Back from Copenhagen and getting over jet lag. So catching up on my reading and went looking for a little treasure that is a great start to the Fall madness. Seth Godin put this book out in 2010 and if you haven’t done so, its worth the read. Our economy is sluggish and the only people who can pick it up – is us. Linchpin is a reminder – sometimes not so gentle – but maybe a little push is needed. One of the quotes from the book that sticks in my mind is “Raising the bar is easier than it looks, and it pays for itself. If your boss won’t raise your bar, you should.”
Maybe its the influence of hanging out for the summer at a world-class business school in Copenhagen. Maybe its heat stroke. But it gets me to thinking. What if we all decided to raise the bar? Regardless of what our employers expect? What if we all started to change the ending of our own journey? Godin speaks to the fact that many of us have been asked to hide our empathy and our creativity in service to a job description which is more than likely, outdated. What if we went outside our own ‘box’ and started using our innate creativity – for our own purpose? Even if you aren’t sure what your purpose is, you probably won’t find it in your job description. Your family doesn’t know either or else you wouldn’t be looking for it now.
So a little expansion while we still have great weather? Methinks its worth the effort. Part of my expansion is working on a Tedx talk for September 14th in MIlton, Ontario. A little part scary and a big part exciting. The theme? Linchpins. Hope to see you there.
For anyone interested in branding, David Aaker is a must read. Most strategists know that brand awareness, quality, customer loyalty and brand associations are necessary to compete in today’s market. Aaker provides many examples and methods to drive brand equity. Emphasis is on relationship not transactions – as it should be. Having this book in your arsenal as you face the challenges of social media, explosion of amount and complexity of data, a growing proliferation of channels and devices and shifting customer demographics and psychographics will allow you to sleep at night.
Roger Martin has a special place on my bookshelf. Martin is the Dean of Business at Roman School of Management at the University of Toronto, and a vocal advocate for design thinking. He is an expert at linking theory and practice, and this new offering is no exception. If you have wondered how capitalism has brought us to our current economic situation, Martin explains the differences between the expectations market and the real market. Using the NFL as his primary example, Martin provides a thoughtful and entertaining expose of corporate greed and how we can change the game. The focus for the NFL is on the fans, the customer, not the owners of the teams. If you please the fans, the owners get their reward. If you annoy the fans, the owners go bankrupt. Novel lesson that needs to be heeded by every organization. Focusing on the maximization of shareholder profit clearly doesn’t work.

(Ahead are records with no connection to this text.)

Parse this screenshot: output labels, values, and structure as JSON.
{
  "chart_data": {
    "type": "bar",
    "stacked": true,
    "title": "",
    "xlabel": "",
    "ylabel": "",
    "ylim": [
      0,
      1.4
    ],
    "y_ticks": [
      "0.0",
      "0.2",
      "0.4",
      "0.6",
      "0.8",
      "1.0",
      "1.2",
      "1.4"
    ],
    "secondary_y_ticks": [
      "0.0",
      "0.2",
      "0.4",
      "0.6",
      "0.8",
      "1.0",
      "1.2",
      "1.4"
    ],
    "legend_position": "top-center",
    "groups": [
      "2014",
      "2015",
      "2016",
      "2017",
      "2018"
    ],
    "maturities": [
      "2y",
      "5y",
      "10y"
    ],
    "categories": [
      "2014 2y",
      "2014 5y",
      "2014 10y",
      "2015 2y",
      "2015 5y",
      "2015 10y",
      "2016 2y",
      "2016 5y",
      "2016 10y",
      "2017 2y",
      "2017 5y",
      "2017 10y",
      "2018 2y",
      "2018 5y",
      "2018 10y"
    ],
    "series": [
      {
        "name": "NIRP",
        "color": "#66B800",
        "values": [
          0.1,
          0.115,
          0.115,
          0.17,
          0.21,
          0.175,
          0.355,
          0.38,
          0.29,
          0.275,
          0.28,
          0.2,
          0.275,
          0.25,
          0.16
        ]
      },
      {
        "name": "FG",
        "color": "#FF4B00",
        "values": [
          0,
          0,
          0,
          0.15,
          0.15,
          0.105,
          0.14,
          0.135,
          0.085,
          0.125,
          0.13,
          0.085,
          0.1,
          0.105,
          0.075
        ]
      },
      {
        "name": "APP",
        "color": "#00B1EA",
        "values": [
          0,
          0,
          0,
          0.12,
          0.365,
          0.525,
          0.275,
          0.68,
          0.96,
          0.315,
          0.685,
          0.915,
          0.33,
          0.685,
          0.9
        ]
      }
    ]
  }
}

Peter Guber has had a very interesting career – studio chief at Columbia Pictures; co-chairman of Casablanca Records and Filmworks; CEO of Polygram Entertainment; chairman and CEO of Sony Pictures – to name a few. His current occupation includes storyteller and that perhaps is his best gig yet. In Tell to Win, Guber draws upon his extensive experience as a thought leader in multiple industries to deliver an easy-to-read and easy-to-follow book on how success is driven by creating a compelling story that moves people to action.
Moving beyond ‘death by powerpoint’, he brings to life the power of story in what he calls the ’emotional transportation business’ and states “if you can’t tell it, you can’t sell it”. Short, sweet and right to the point. If you are looking for a good reference book for the use of storytelling in business to achieve your goals, this is one of the better ones I have found.
Among his techniques:
1. capturing audience attention
2. motivating listeners by demonstrating authenticity
3. building your tell around ‘what’s in it for them’
4. changing passive listeners into active participants; and
5. using state-of-the-art technologies online to make sure audience commitment remains strong.